Pinocchio e Geppetto
L’anticipazione del libro di Marco Lillo Di padre in figlio, in edicola da giovedì, riapre clamorosamente lo scandalo Consip. E dimostra l’abitudine di Matteo Renzi a mentire. L’ex premier ha sempre dichiarato che: l’inchiesta Consip è una bufala, il pm Woodcock non ne ha mai azzeccata una, il babbo Tiziano è stato incastrato dai falsi del Noe e alla loro scoperta è scoppiato in lacrime, Luca Lotti non c’entra nulla, i pm romani smonteranno la montatura napoletana e chi scrive il contrario è “il Falso quotidiano di Travaglio” che sarà sommerso di denunce e dovrà “c hi ed er e scusa”. Intanto, in privato, dimostra di non credere a una parola di ciò che dice in pubblico. Infatti il 2 marzo 2017 strapazza babbo Tiziano, che l’indomani sarà sentito dai pm come indagato per traffico di influenze, dandogli del bugiardo (“non voglio essere preso in giro... non puoi dire bugie o ‘non mi ricordo’... non è un gioco”); lo accusa di mentire sui suoi rapporti con l’ad di Consip Marroni (“devi ricordarti tutti gli incontri e i luoghi, non è più la questione della Madonnina e del giro di merda di Firenze per Medjugorje”) e sull’incontro sempre negato con l’imprenditore Romeo (“non ti credo.. non è credibile che non ricordi di aver incontrato uno come Romeo... devi dire se hai incontrato Romeo una o più volte e riferire tutto quello che vi siete detti”); lo rimprovera di non aver detto la verità a Lotti, evidentemente al corrente – come lo stesso Renzi – delle indagini (“in passato la verità non l’hai detta a Luca e non farmi aggiungere altro...”); lo istruisce su cosa dire e non dire ai pm (“non dire che c’era mamma altrimenti interrogano anche lei”).
E sa bene che le accuse dei pm di Napoli e del Noe sono fondate e gravissime (“è una cosa molto seria”) sul piano non solo penale (“andrai a processo, ci vorranno tre anni e io lascerò le primarie”), ma anche etico-politico (“stai distruggendo un’esperienza”), come il “Falso quotidiano” scrive fin dal primo giorno.

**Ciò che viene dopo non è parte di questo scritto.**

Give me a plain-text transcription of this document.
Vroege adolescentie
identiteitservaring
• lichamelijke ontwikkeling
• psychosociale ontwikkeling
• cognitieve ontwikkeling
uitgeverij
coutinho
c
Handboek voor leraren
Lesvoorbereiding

Più che Renzi, chi parla pare il F atto Quotidiano. Ora il segretario Pd dovrà svelare una volta per tutte cosa sapevano dell’inchiesta lui, Lotti e chi altri, e da quando, e da chi, e che significa “non farmi aggiungere altro”. Dovrà spiegare perché ha mentito per mesi al popolo italiano, al partito, agli alleati, alle opposizioni e ai media, infangando pm e investigatori onesti, insultando e minacciando un giornale perbene. E dovrà chiederci scusa. Quanto alle querele, faccia un po’ lui.
Intanto, con le ultime dichiarazioni di Federico Ghizzoni a Repubblica, cadono anche gli ultimi dubbi sull’altro scandalo del sistema renziano: il caso Boschi-Etruria.
L’ex ad di Unicredit si dice pronto a parlare alla commissione parlamentare sulle banche, annunciata da Renzi nel gennaio 2016, sabotata per un anno e mezzo dal Pd di Renzi e ora sollecitata con la consueta faccia tosta dallo stesso Renzi: “Adesso non parlo, perché non si può mettere in mano a un privato cittadino la responsabilità della tenuta di un governo. È un caso della politica, sarebbe dovere e responsabilità della politica risolverlo”. Quindi, se ciò che ha da dire minerebbe la tenuta del governo, è perché dovrebbe confermare il libro di De Bortoli e smentire la versione della Boschi. Siccome Ghizzoni aggiunge che “è normale che politici e banchieri si parlino”, è praticamente certo che nel gennaio 2015 la ministra delle Riforme e Rapporti col Parlamento tentò di rifilare a Unicredit il bidone Etruria. Con due conseguenze da dimissioni immediate: il mega-conflitto d’interessi e le maxi-bugie al Parlamento.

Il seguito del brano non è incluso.